I'm not really sure what I could have done differently in either case, though.  The first time, Nimo happened to be just behind and to the side of the lead horse when we started cantering.  His canter stride is pretty big, and over time, he just gradually drew even to the lead horse (we were still well to the side, though, with a good amount of space between the horses).  If I had tried to slow him, I think he would have broken into a trot because he doesn't really have a super slow, more collected canter like what you'll often see with Arabs.  And I really wanted to be able to do a forward, sustained canter for the whole hill (which wasn't very long).  If we had been trotting and came even with or slightly ahead of another horse, I wouldn't have given it another thought (and in fact, that happened several times during the ride before and after the cantering without a problem), and so I guess I didn't think about it at the canter either because this particular horse has been doing endurance for awhile and has a very experienced rider and Nimo's approach was just so gradual.  In the second case, the horse had been acting up a lot during the ride, which is why we stayed well back (like 50 feet back).  Still, Nimo did gradually start to catch up despite my best efforts to keep him cantering as slowly as possible, and I'm wondering if the horse got upset at hearing Nimo's impending approach.  Anyway, it all worked out OK, and neither of the riders seemed upset with me about the incidents, but I think I'm going back to just trotting Nimo in the back for group rides.  I don't want to be the cause of an accident, even if it is indirectly.

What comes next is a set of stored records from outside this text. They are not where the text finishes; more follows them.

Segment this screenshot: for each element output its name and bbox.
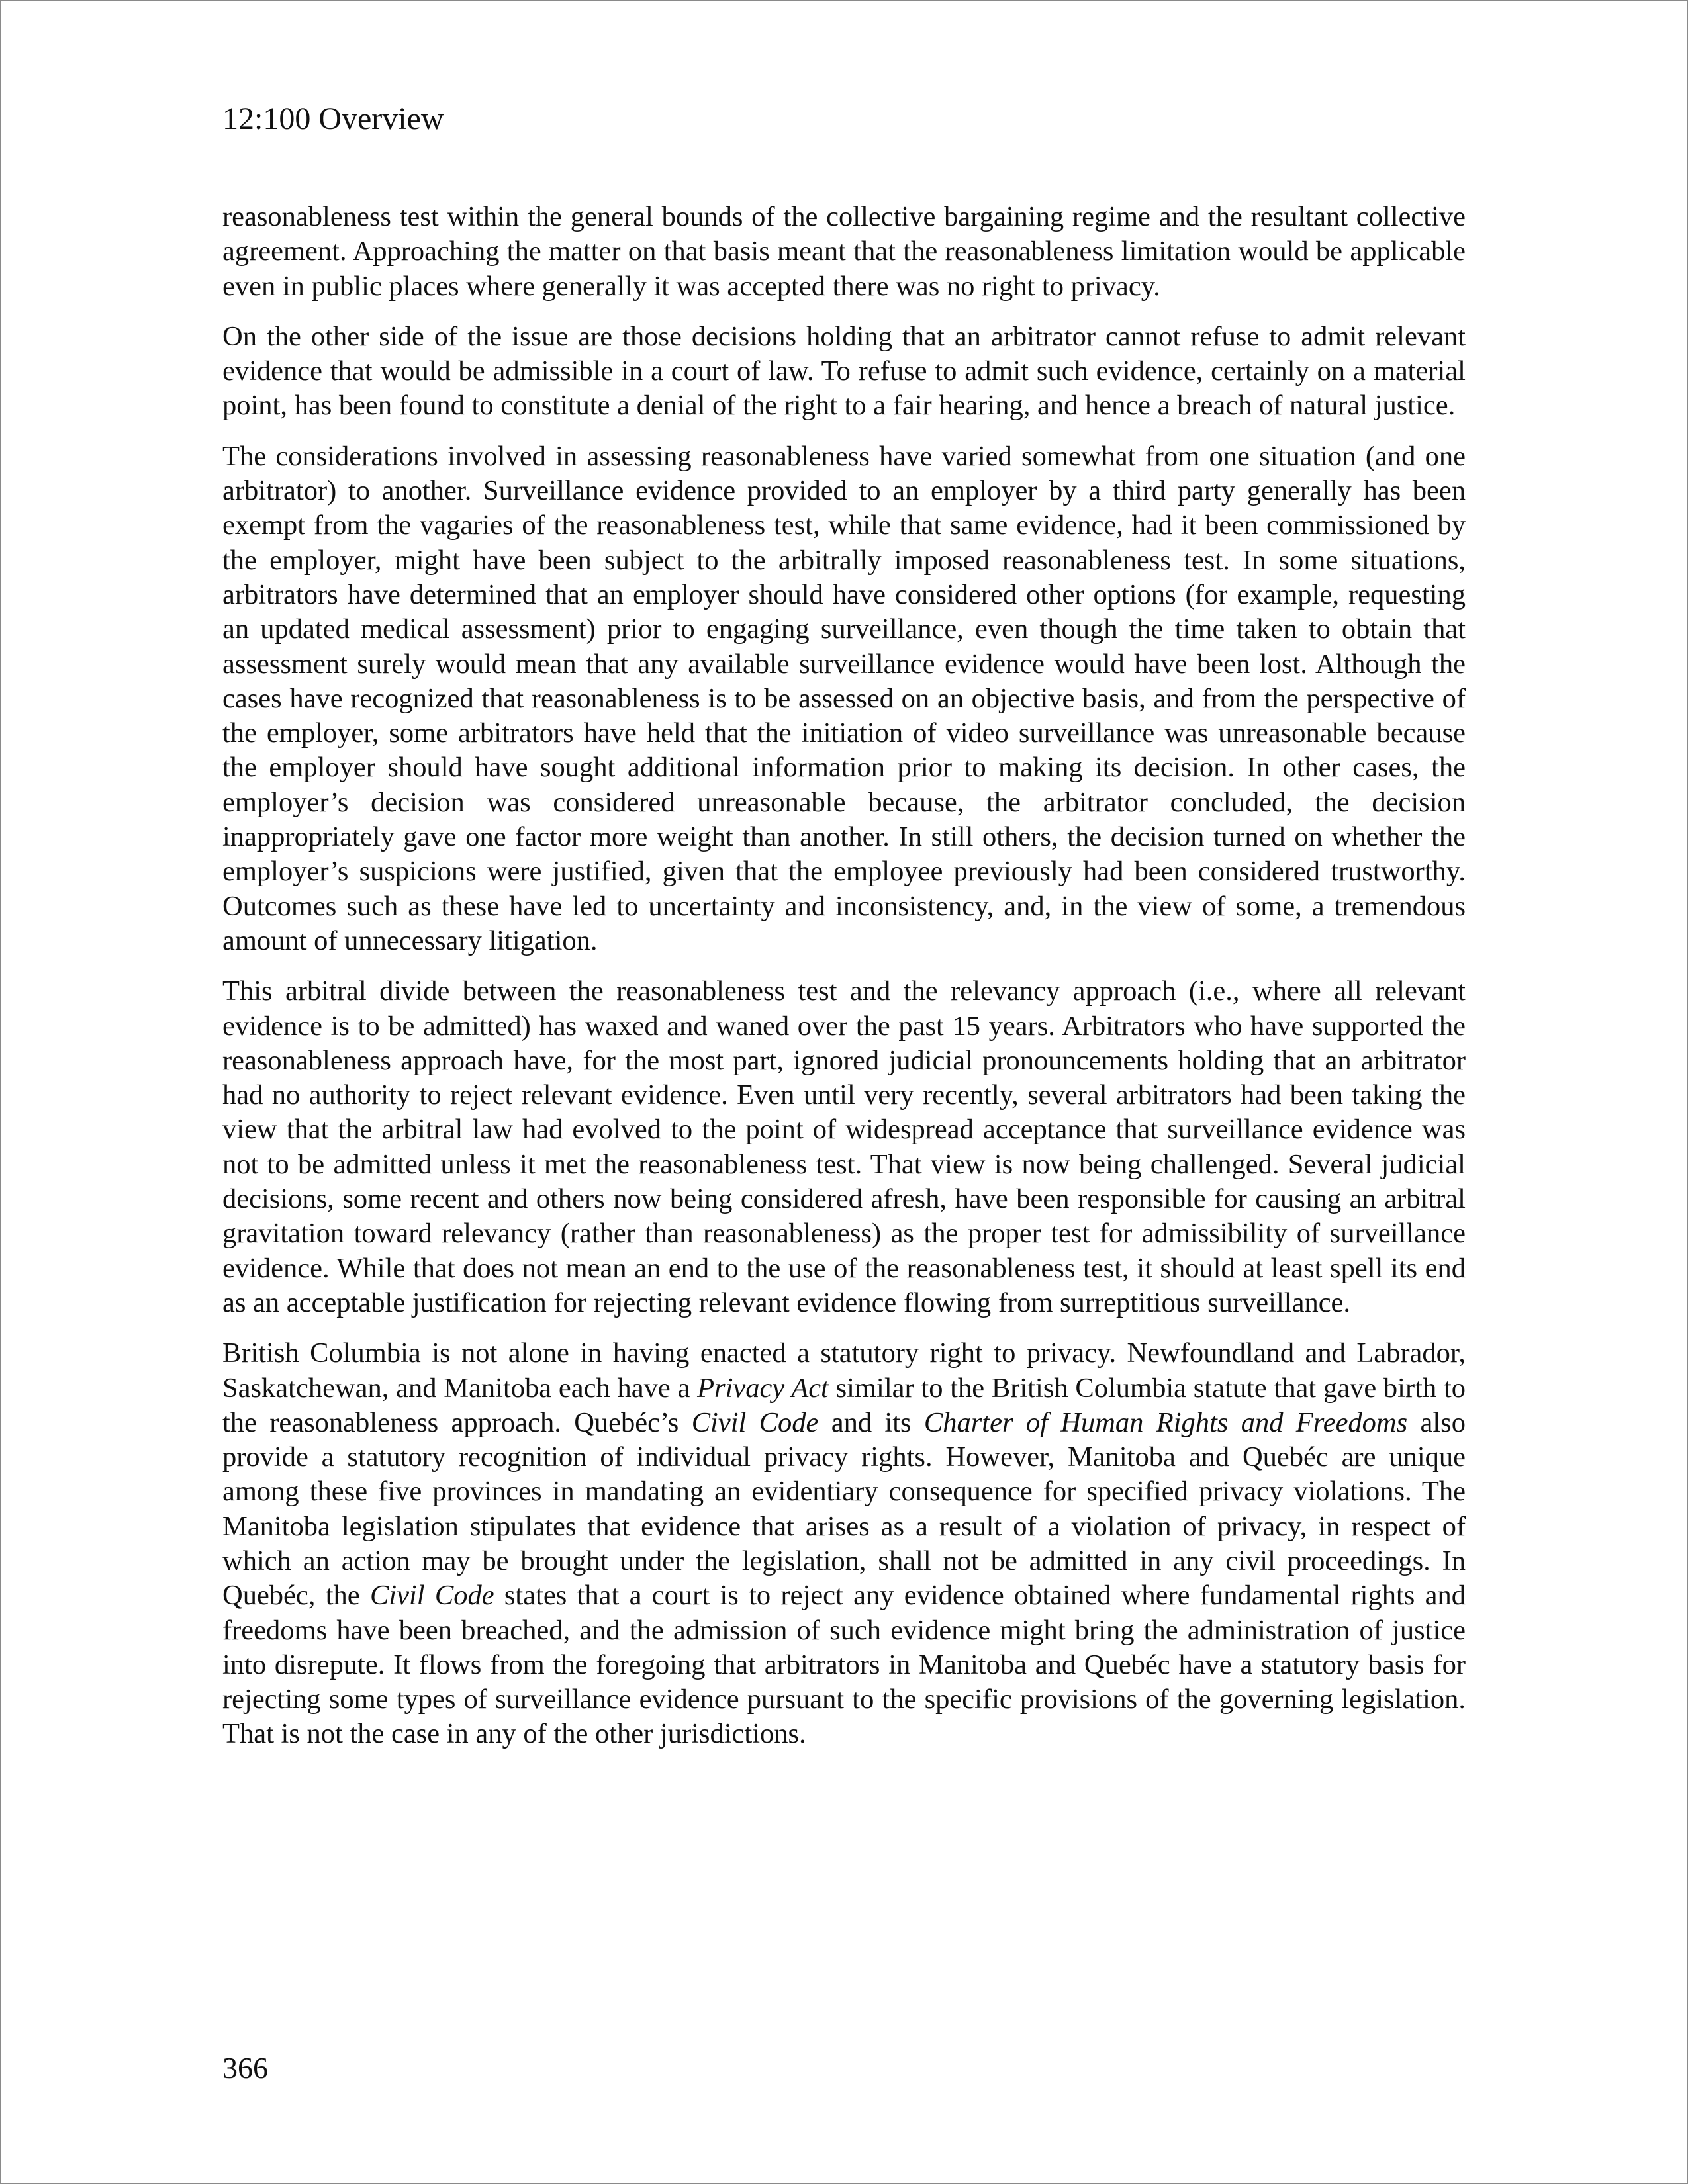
paragraph-5 [222, 1336, 1466, 1752]
page-number: 366 [222, 2051, 268, 2085]
civil-code-title: Civil Code [691, 1406, 819, 1438]
paragraph-2-text: On the other side of the issue are those decisions holding that an arbitrator cannot refuse to admit relevant evidence that would be admissible in a court of law. To refuse to admit such evidence, certainly on a material point, has been found to constitute a denial of the right to a fair hearing, and hence a breach of natural justice. [222, 320, 1466, 422]
body-text [222, 200, 1466, 1768]
paragraph-5-text-4: also provide a statutory recognition of individual privacy rights. However, Manitoba and Quebéc are unique among these five provinces in mandating an evidentiary consequence for specified privacy violations. The Manitoba legislation stipulates that evidence that arises as a result of a violation of privacy, in respect of which an action may be brought under the legislation, shall not be admitted in any civil proceedings. In Quebéc, the [222, 1406, 1466, 1612]
charter-title: Charter of Human Rights and Freedoms [923, 1406, 1408, 1438]
paragraph-1 [222, 200, 1466, 304]
paragraph-5-text-1: British Columbia is not alone in having enacted a statutory right to privacy. Newfoundland and Labrador, Saskatchewan, and Manitoba each have a [222, 1338, 1466, 1404]
privacy-act-title: Privacy Act [697, 1372, 829, 1404]
civil-code-title-2: Civil Code [369, 1580, 494, 1612]
paragraph-1-text: reasonableness test within the general bounds of the collective bargaining regime and the resultant collective agreement. Approaching the matter on that basis meant that the reasonableness limitation would be applicable even in public places where generally it was accepted there was no right to privacy. [222, 201, 1466, 302]
paragraph-3-text: The considerations involved in assessing reasonableness have varied somewhat from one situation (and one arbitrator) to another. Surveillance evidence provided to an employer by a third party generally has been exempt from the vagaries of the reasonableness test, while that same evidence, had it been commissioned by the employer, might have been subject to the arbitrally imposed reasonableness test. In some situations, arbitrators have determined that an employer should have considered other options (for example, requesting an updated medical assessment) prior to engaging surveillance, even though the time taken to obtain that assessment surely would mean that any available surveillance evidence would have been lost. Although the cases have recognized that reasonableness is to be assessed on an objective basis, and from the perspective of the employer, some arbitrators have held that the initiation of video surveillance was unreasonable because the employer should have sought additional information prior to making its decision. In other cases, the employer’s decision was considered unreasonable because, the arbitrator concluded, the decision inappropriately gave one factor more weight than another. In still others, the decision turned on whether the employer’s suspicions were justified, given that the employee previously had been considered trustworthy. Outcomes such as these have led to uncertainty and inconsistency, and, in the view of some, a tremendous amount of unnecessary litigation. [222, 440, 1466, 956]
running-head: 12:100 Overview [222, 101, 444, 136]
paragraph-2 [222, 320, 1466, 424]
paragraph-5-text-3: and its [818, 1406, 924, 1438]
paragraph-4 [222, 974, 1466, 1320]
paragraph-5-text-2: similar to the British Columbia statute that gave birth to the reasonableness approach. Quebéc’s [222, 1372, 1466, 1438]
paragraph-4-text: This arbitral divide between the reasonableness test and the relevancy approach (i.e., where all relevant evidence is to be admitted) has waxed and waned over the past 15 years. Arbitrators who have supported the reasonableness approach have, for the most part, ignored judicial pronouncements holding that an arbitrator had no authority to reject relevant evidence. Even until very recently, several arbitrators had been taking the view that the arbitral law had evolved to the point of widespread acceptance that surveillance evidence was not to be admitted unless it met the reasonableness test. That view is now being challenged. Several judicial decisions, some recent and others now being considered afresh, have been responsible for causing an arbitral gravitation toward relevancy (rather than reasonableness) as the proper test for admissibility of surveillance evidence. While that does not mean an end to the use of the reasonableness test, it should at least spell its end as an acceptable justification for rejecting relevant evidence flowing from surreptitious surveillance. [222, 976, 1466, 1318]
paragraph-5-text-5: states that a court is to reject any evidence obtained where fundamental rights and freedoms have been breached, and the admission of such evidence might bring the administration of justice into disrepute. It flows from the foregoing that arbitrators in Manitoba and Quebéc have a statutory basis for rejecting some types of surveillance evidence pursuant to the specific provisions of the governing legislation. That is not the case in any of the other jurisdictions. [222, 1580, 1466, 1750]
paragraph-3 [222, 439, 1466, 958]
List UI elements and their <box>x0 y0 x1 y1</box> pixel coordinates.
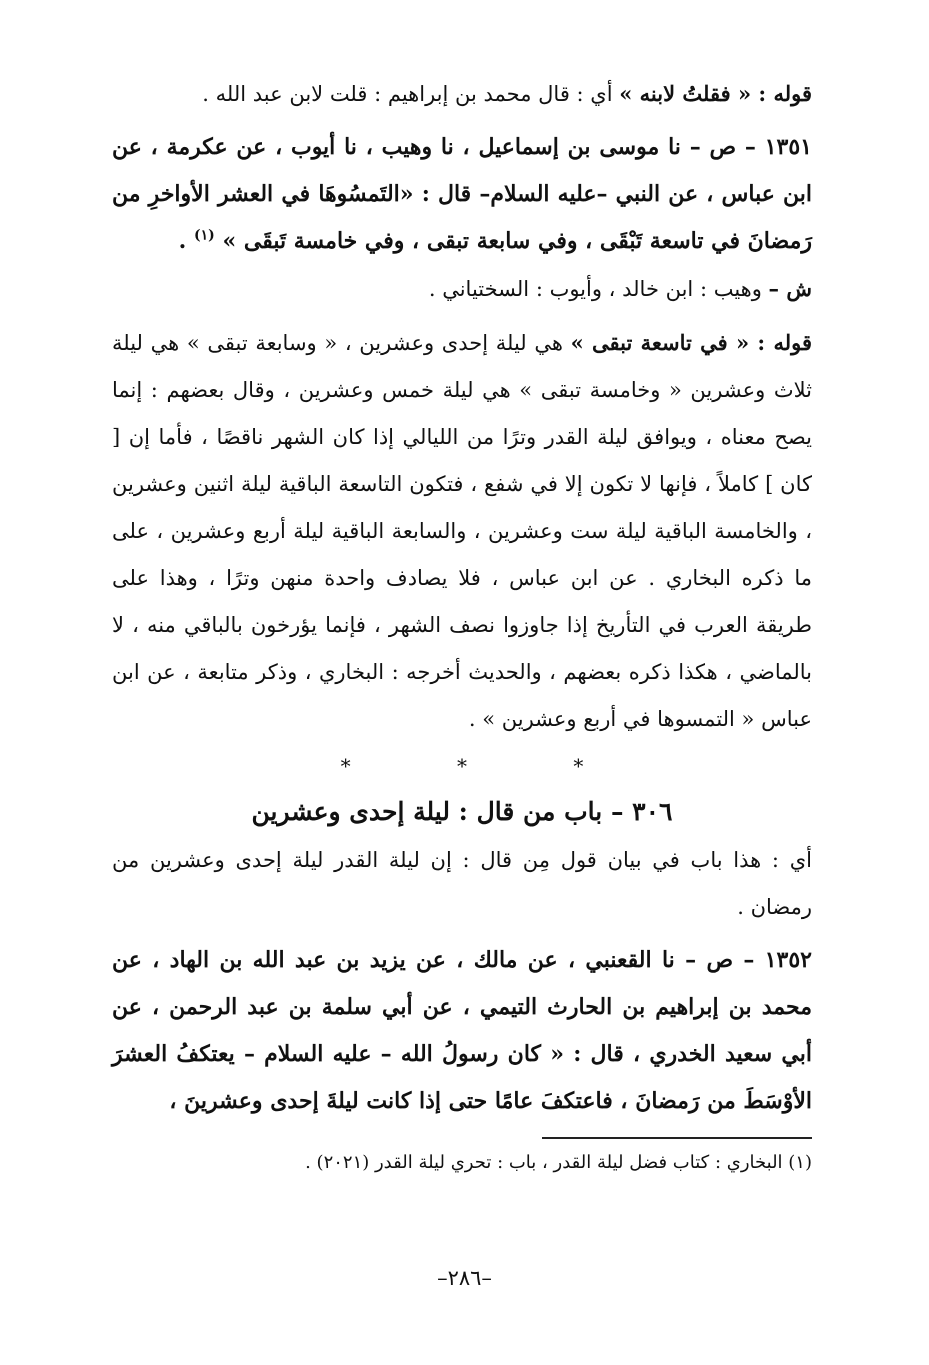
paragraph-1 <box>112 70 812 118</box>
paragraph-2-text: وهيب : ابن خالد ، وأيوب : السختياني . <box>428 277 769 301</box>
page-number: –٢٨٦– <box>437 1266 492 1290</box>
chapter-intro: أي : هذا باب في بيان قول مِن قال : إن ليلة القدر ليلة إحدى وعشرين من رمضان . <box>112 848 812 919</box>
paragraph-3-lead: قوله : « في تاسعة تبقى » <box>570 330 812 355</box>
paragraph-1-lead: قوله : « فقلتُ لابنه » <box>619 81 812 106</box>
hadith-1351 <box>112 124 812 265</box>
footnote: (١) البخاري : كتاب فضل ليلة القدر ، باب : تحري ليلة القدر (٢٠٢١) . <box>305 1152 812 1173</box>
section-separator: * * * <box>340 754 634 778</box>
paragraph-3 <box>112 319 812 743</box>
footnote-reference: (١) <box>194 227 215 244</box>
hadith-1351-end: . <box>178 228 194 254</box>
hadith-1351-text: ١٣٥١ – ص – نا موسى بن إسماعيل ، نا وهيب ، نا أيوب ، عن عكرمة ، عن ابن عباس ، عن النبي –عليه السلام– قال : «التَمسُوهَا في العشر الأواخرِ من رَمضانَ في تاسعة تَبْقَى ، وفي سابعة تبقى ، وفي خامسة تَبقَى » <box>112 134 812 254</box>
paragraph-2-lead: ش – <box>768 276 812 301</box>
chapter-heading: ٣٠٦ – باب من قال : ليلة إحدى وعشرين <box>251 797 673 826</box>
paragraph-1-text: أي : قال محمد بن إبراهيم : قلت لابن عبد الله . <box>202 82 620 106</box>
page-body <box>112 70 812 1181</box>
hadith-1352: ١٣٥٢ – ص – نا القعنبي ، عن مالك ، عن يزيد بن عبد الله بن الهاد ، عن محمد بن إبراهيم بن الحارث التيمي ، عن أبي سلمة بن عبد الرحمن ، عن أبي سعيد الخدري ، قال : « كان رسولُ الله – عليه السلام – يعتكفُ العشرَ الأوْسَطَ من رَمضانَ ، فاعتكفَ عامًا حتى إذا كانت ليلةَ إحدى وعشرينَ ، <box>112 947 812 1114</box>
footnote-divider <box>542 1137 812 1139</box>
paragraph-2 <box>112 265 812 313</box>
paragraph-3-text: هي ليلة إحدى وعشرين ، « وسابعة تبقى » هي ليلة ثلاث وعشرين « وخامسة تبقى » هي ليلة خمس وعشرين ، وقال بعضهم : إنما يصح معناه ، ويوافق ليلة القدر وترًا من الليالي إذا كان الشهر ناقصًا ، فأما إن [ كان ] كاملاً ، فإنها لا تكون إلا في شفع ، فتكون التاسعة الباقية ليلة اثنين وعشرين ، والخامسة الباقية ليلة ست وعشرين ، والسابعة الباقية ليلة أربع وعشرين ، على ما ذكره البخاري . عن ابن عباس ، فلا يصادف واحدة منهن وترًا ، وهذا على طريقة العرب في التأريخ إذا جاوزوا نصف الشهر ، فإنما يؤرخون بالباقي منه ، لا بالماضي ، هكذا ذكره بعضهم ، والحديث أخرجه : البخاري ، وذكر متابعة ، عن ابن عباس « التمسوها في أربع وعشرين » . <box>112 331 812 731</box>
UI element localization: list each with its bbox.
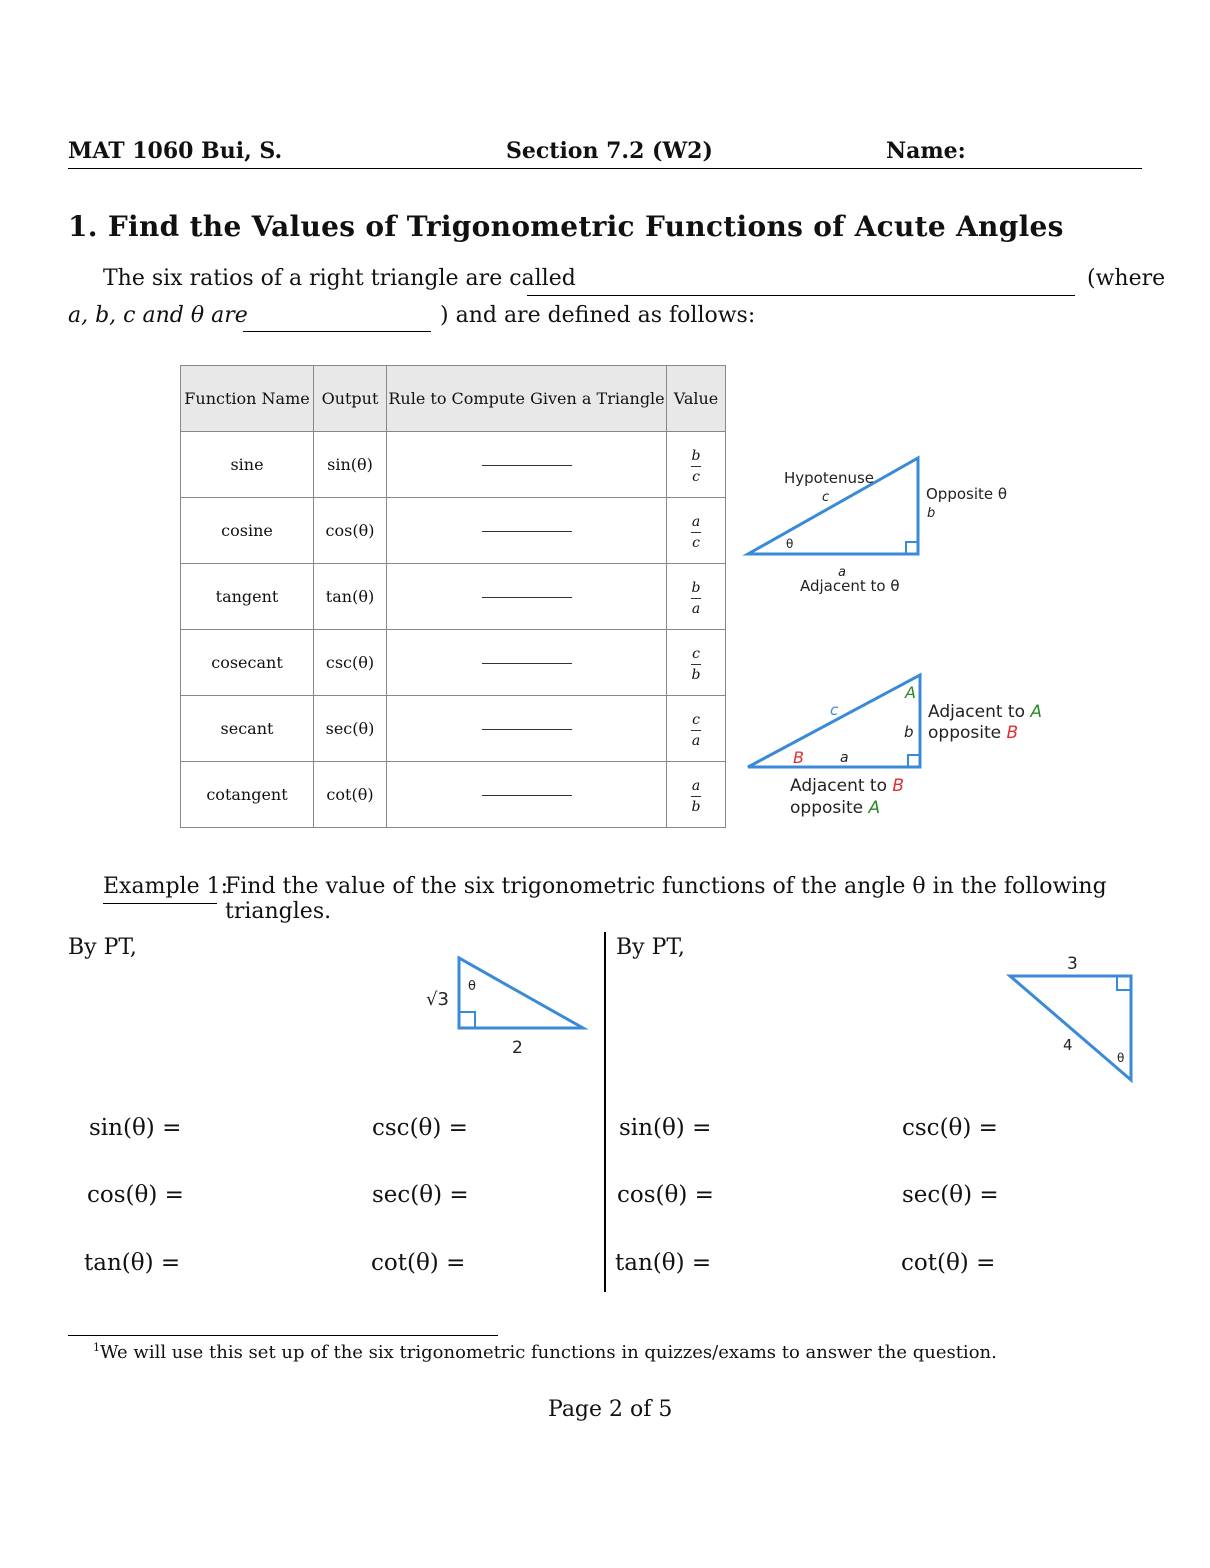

Because of the unpredictability of our pace, I didn't get much of a chance to take pictures, but I did take this one as we walked the last mile or so back to the trailers.  And yes, Nimo was leading.  In fact, I think he led much of the rest of the ride.  Before you think I should be proud of him, though, you should know that he was quite alarmed by the fence.  He was convinced that horse-eating monsters were lurking amongst the branches, so there was a lot of snorting and weaving as he tried to come up with a plan that would get him back to the trailer without being eaten.

All-in-all, the ride was awesome.  I enjoyed chatting with other endurance riders, and I gathered as much intelligence on the footing at the Foxcatcher ride as I could.  Nimo handled the pace really well, and could have gone faster and farther.  There was only one stop to pee near the end of the ride, which is quite typical, so whatever was bothering him during our last conditioning ride is apparently OK now.

All of that means that I'll be sending in our entry for the Foxcatcher ride tomorrow, and I'll be frantically cleaning out the truck, which still has a lot of stuff in it from our ride at Fort Valley last October.  (On second thought, maybe I can just leave everything in there...)


  1. Love your blog as ever, and your bravery.

    Thought of you today:

    1. Thanks, Lytha:) And wow on the video! Galloping with only a cordeo! Must add that to my wish list!

  2. Hell to the yeah! Great ride.

    ...and yeah. Just rearrange the trailer, no need to actually do something crazy and clean it :-P

  3. If you can do 10 miles at about 5mph you'll be fine for Foxcatcher and as far as cleaning out the trailer - Meh, straighten it up a bit and you're good to go - it's going to look like a bomb went off by the end of Saturday no matter what :-)

    1. Thanks for the vote of confidence, Sherry:)

  4. Good luck at Foxcatcher! I'm sure you'll do great!